The first thing to say about The Immortal Life of Henrietta Lacks by Rebecca Skloot is that it really is as good as the reviews say it is. I put it on my library list when I first heard about it, but when I got it last week, I wasn’t sure I was really up for diving into a story about science and race. But I was concerned if I didn’t start it right away, I wouldn’t finish it within the 3 weeks the library allows, and that I wouldn’t be able to renew it. So I started reading it Friday evening… and finished less than 24 hours later. I literally can’t think of the last nonfiction book that I read that way — it’s that good.
Henrietta Lacks developed cervical cancer in 1951, when she was just 30. She lived in Baltimore, and so went for treatment at Johns Hopkins, which had a ward for black patients. The doctors there removed her tumor and treated her with the best practice of the day — sewing radium packs into her cervix. But the cancer recurred and spread rapidly to pretty much every organ in her body, and Lacks died. But meanwhile, scientists at Hopkins had attempted to grow the cells from her tumor in culture — and discovered that unlike almost every other cells they had tried, these cells reproduced indefinitely. The cell line was dubbed HeLa, and was freely shared with labs around the world, and has been critical to the biological sciences ever since.
Skloot carefully lays out multiple entwined stories around Henrietta Lacks and HeLa — what is known of her short life, how her children were affected by her early death, and again how they were affected years later when they learned about HeLa, and how Skloot came to win their trust, but also about the doctors who treated Lacks, the scientists who reproduced and shared her cells, the ways they were used, the development of modern medical ethical standards around informed consent, the history of abuse of black patients in the name of science, the discovery that most of the cell lines used in research had been contaminated by HeLa cells, and present day controversies over patenting genes and whether donors have any financial claim on products made from their tissues. These multiple stories could easily have become too much, or totally confusing, but they don’t.
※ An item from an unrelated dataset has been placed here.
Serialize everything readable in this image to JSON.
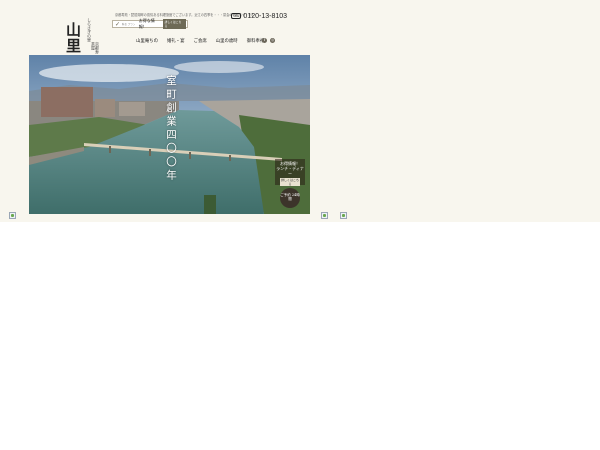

This story is fascinating in large part because the answers to the ethical questions are far from obvious. There are some people in the book who were clearly wronged by scientists. Henrietta’s oldest daughter had epilepsy, and was institutionalized, dying shortly after her mother. Skloot goes with Henrietta’s younger daughter to that institution, and finds that she was almost certainly mistreated and experimented upon in ways that were harmful to her. Scientists also injected HeLa cells into patients without informing them in order to see what would happen. But Henrietta was not harmed by the cloning of her cells, and anyone who has benefited from a drug that has been tested in the past 50 years has benefited from the HeLa line. The Lacks family has been very poor — and struggled to get health care at some times — and some people have gotten rich off of HeLa, but neither Hopkins nor the scientist who first reproduced the cells appears to be among them. (Skloot has set up a foundation to benefit Henrietta Lacks’ descendents and you can also give directly to the family through their website.) Medical ethics rules have gotten a lot stricter since 1951, but even today, it seems likely that something like this could well happen again — except that with more concern for patient privacy, it’s even less likely that the donor would ever know.
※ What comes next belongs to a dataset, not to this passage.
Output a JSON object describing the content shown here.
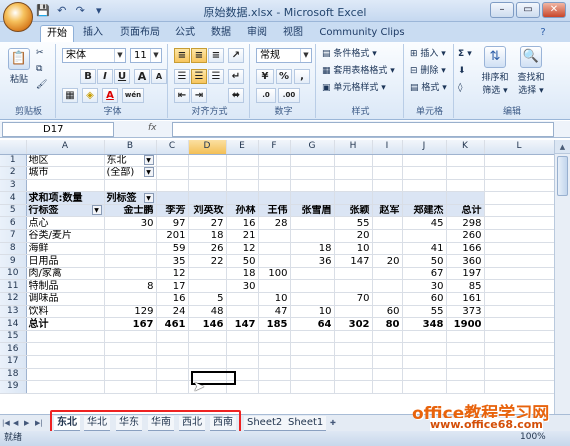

When N was born, I had the umbilical cord blood collected and donated to a public bank. This means that it’s not reserved for our use, but in theory will be available to us if we ever need it and there’s any left. (It’s not at clear to me that umbilical cord blood is actually useful, but it clearly has potential, so there didn’t seem to be any downside.) It occurs to me that I have no idea what the conditions of my donation were — whether it’s only available for direct use by a patient, or if a researcher could apply for a portion of it. I’d be happy to have it used in any way that would be helpful.